The sound of footsteps grew louder on the other side of the door, spurring her into motion. She had barely ducked into the eerie bedroom at the end of the hall when she heard the door of the laboratory open. Through the crack, she spied Lord Vincent walking down the polished floor toward that room. Whirling on her heel, she raced toward the window and squeezed out onto the ledge, closing the glass behind her. She quickly climbed down to the grass and sprinted toward the wall, narrowly avoiding the patrol automaton.

The vision of that tank haunted her all the way back to Lord and Lady Morton’s, and continued to plague her as she lay in bed, wishing for a fast and dreamless sleep. She could not forget the image no matter how hard she tried. Not for the first time she doubted her own sanity, because she couldn’t have seen what she thought she had seen. But still…

She had seen something similar in an anatomy book Silas had in the store, and though the thought made her stomach churn, she could have sworn that what she had seen in the tank at Lord Vincent’s was a human brain.

Chapter Six

The bright light of day made everything so much clearer.

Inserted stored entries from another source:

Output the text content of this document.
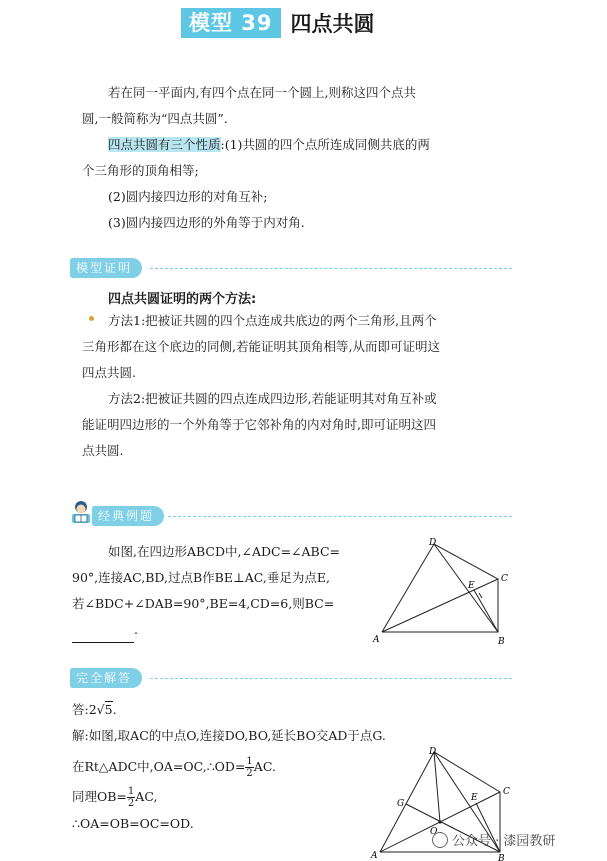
模型 39 四点共圆
若在同一平面内,有四个点在同一个圆上,则称这四个点共
圆,一般简称为“四点共圆”.
四点共圆有三个性质:(1)共圆的四个点所连成同侧共底的两
个三角形的顶角相等;
(2)圆内接四边形的对角互补;
(3)圆内接四边形的外角等于内对角.
模型证明
四点共圆证明的两个方法:
方法1:把被证共圆的四个点连成共底边的两个三角形,且两个
三角形都在这个底边的同侧,若能证明其顶角相等,从而即可证明这
四点共圆.
方法2:把被证共圆的四点连成四边形,若能证明其对角互补或
能证明四边形的一个外角等于它邻补角的内对角时,即可证明这四
点共圆.
经典例题
如图,在四边形ABCD中,∠ADC=∠ABC=
90°,连接AC,BD,过点B作BE⊥AC,垂足为点E,
若∠BDC+∠DAB=90°,BE=4,CD=6,则BC=
.
A	B
C
D
E
完全解答
答:2√5.
解:如图,取AC的中点O,连接DO,BO,延长BO交AD于点G.
在Rt△ADC中,OA=OC,∴OD= $\frac{1}{2}$ AC.
同理$OB= \frac{1}{2}$ AC,
∴OA=OB=OC=OD.
A	B
C
D
E
G
O
公众号 · 漆园教研
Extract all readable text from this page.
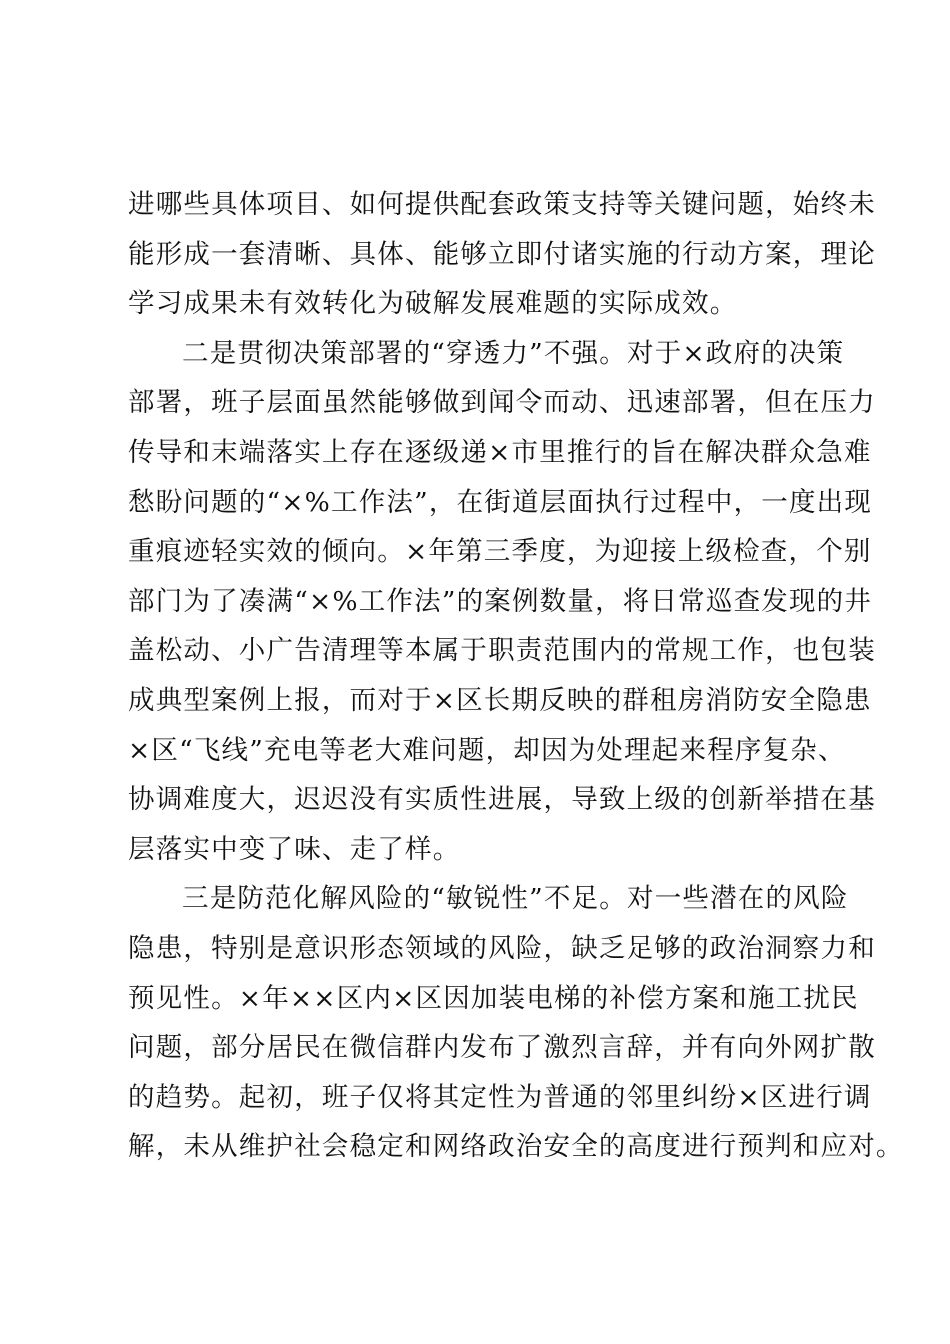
进哪些具体项目、如何提供配套政策支持等关键问题，始终未
能形成一套清晰、具体、能够立即付诸实施的行动方案，理论
学习成果未有效转化为破解发展难题的实际成效。

二是贯彻决策部署的“穿透力”不强。对于×政府的决策
部署，班子层面虽然能够做到闻令而动、迅速部署，但在压力
传导和末端落实上存在逐级递×市里推行的旨在解决群众急难
愁盼问题的“×%工作法”，在街道层面执行过程中，一度出现
重痕迹轻实效的倾向。×年第三季度，为迎接上级检查，个别
部门为了凑满“×%工作法”的案例数量，将日常巡查发现的井
盖松动、小广告清理等本属于职责范围内的常规工作，也包装
成典型案例上报，而对于×区长期反映的群租房消防安全隐患
×区“飞线”充电等老大难问题，却因为处理起来程序复杂、
协调难度大，迟迟没有实质性进展，导致上级的创新举措在基
层落实中变了味、走了样。

三是防范化解风险的“敏锐性”不足。对一些潜在的风险
隐患，特别是意识形态领域的风险，缺乏足够的政治洞察力和
预见性。×年××区内×区因加装电梯的补偿方案和施工扰民
问题，部分居民在微信群内发布了激烈言辞，并有向外网扩散
的趋势。起初，班子仅将其定性为普通的邻里纠纷×区进行调
解，未从维护社会稳定和网络政治安全的高度进行预判和应对。
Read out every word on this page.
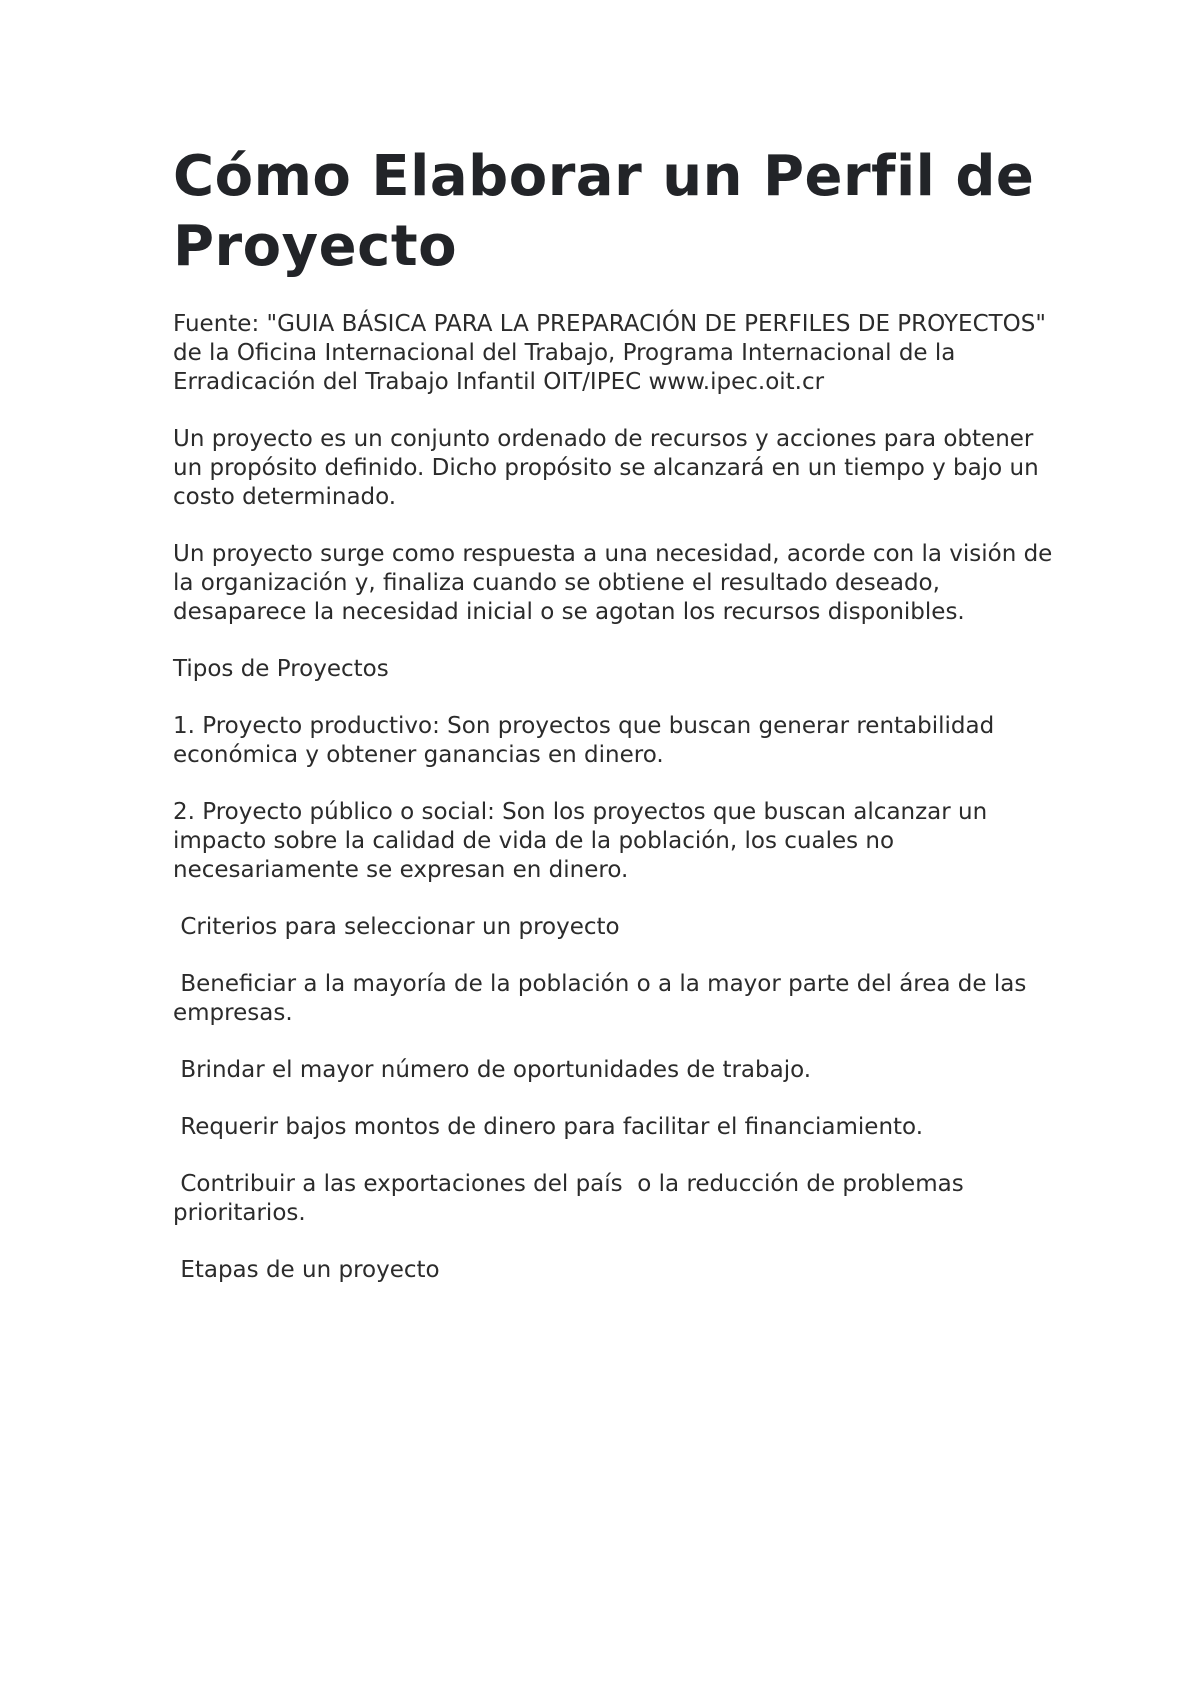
Cómo Elaborar un Perfil de Proyecto

Fuente: "GUIA BÁSICA PARA LA PREPARACIÓN DE PERFILES DE PROYECTOS" de la Oficina Internacional del Trabajo, Programa Internacional de la Erradicación del Trabajo Infantil OIT/IPEC www.ipec.oit.cr

Un proyecto es un conjunto ordenado de recursos y acciones para obtener un propósito definido. Dicho propósito se alcanzará en un tiempo y bajo un costo determinado.

Un proyecto surge como respuesta a una necesidad, acorde con la visión de la organización y, finaliza cuando se obtiene el resultado deseado, desaparece la necesidad inicial o se agotan los recursos disponibles.

Tipos de Proyectos

1. Proyecto productivo: Son proyectos que buscan generar rentabilidad económica y obtener ganancias en dinero.

2. Proyecto público o social: Son los proyectos que buscan alcanzar un impacto sobre la calidad de vida de la población, los cuales no necesariamente se expresan en dinero.

Criterios para seleccionar un proyecto

Beneficiar a la mayoría de la población o a la mayor parte del área de las empresas.

Brindar el mayor número de oportunidades de trabajo.

Requerir bajos montos de dinero para facilitar el financiamiento.

Contribuir a las exportaciones del país  o la reducción de problemas prioritarios.

Etapas de un proyecto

When Finley woke up the next morning, mortified that the other part of herself had taken over and broken into Lord Vincent’s home, she told herself of course there hadn’t been a brain in that tank. It had only looked like one—not that she had any experience with brain examination. It had probably been something his lordship was working on—something machine related, and not human at all.

That was what she told herself, and part of her believed it enough to decide not to give it any more thought. Even when she went down to breakfast and found herself alone with Lady Morton, she said nothing.

“You look tired this morning, Finley, my dear,” the lady commented, her tone sincerely concerned. “Are you quite all right?”

“I’m fine, thank you. I didn’t sleep well last night.”

Lady Morton concentrated on spreading jam on her toast and did not look at Finley. “I thought I heard you come in quite late last night.”

Finley froze. “I… I went for a walk in the garden. I’m sorry to have disturbed you.”

“You didn’t. I thought perhaps you might have gone out.” Now she raised her pointed, and somewhat unsettling gaze.

Frowning, Finley could only stare back. Was she correct in suspecting that her ladyship had hoped she had gone somewhere, or was the woman merely trying to control her anger? It was difficult to tell, but a little voice in her head—a voice she recognized as her “other” self, urged her to trust her instinct. Against her better judgment, she listened to the voice.

“Where do you suppose I might have gotten myself off to? Had I gone out, that is.”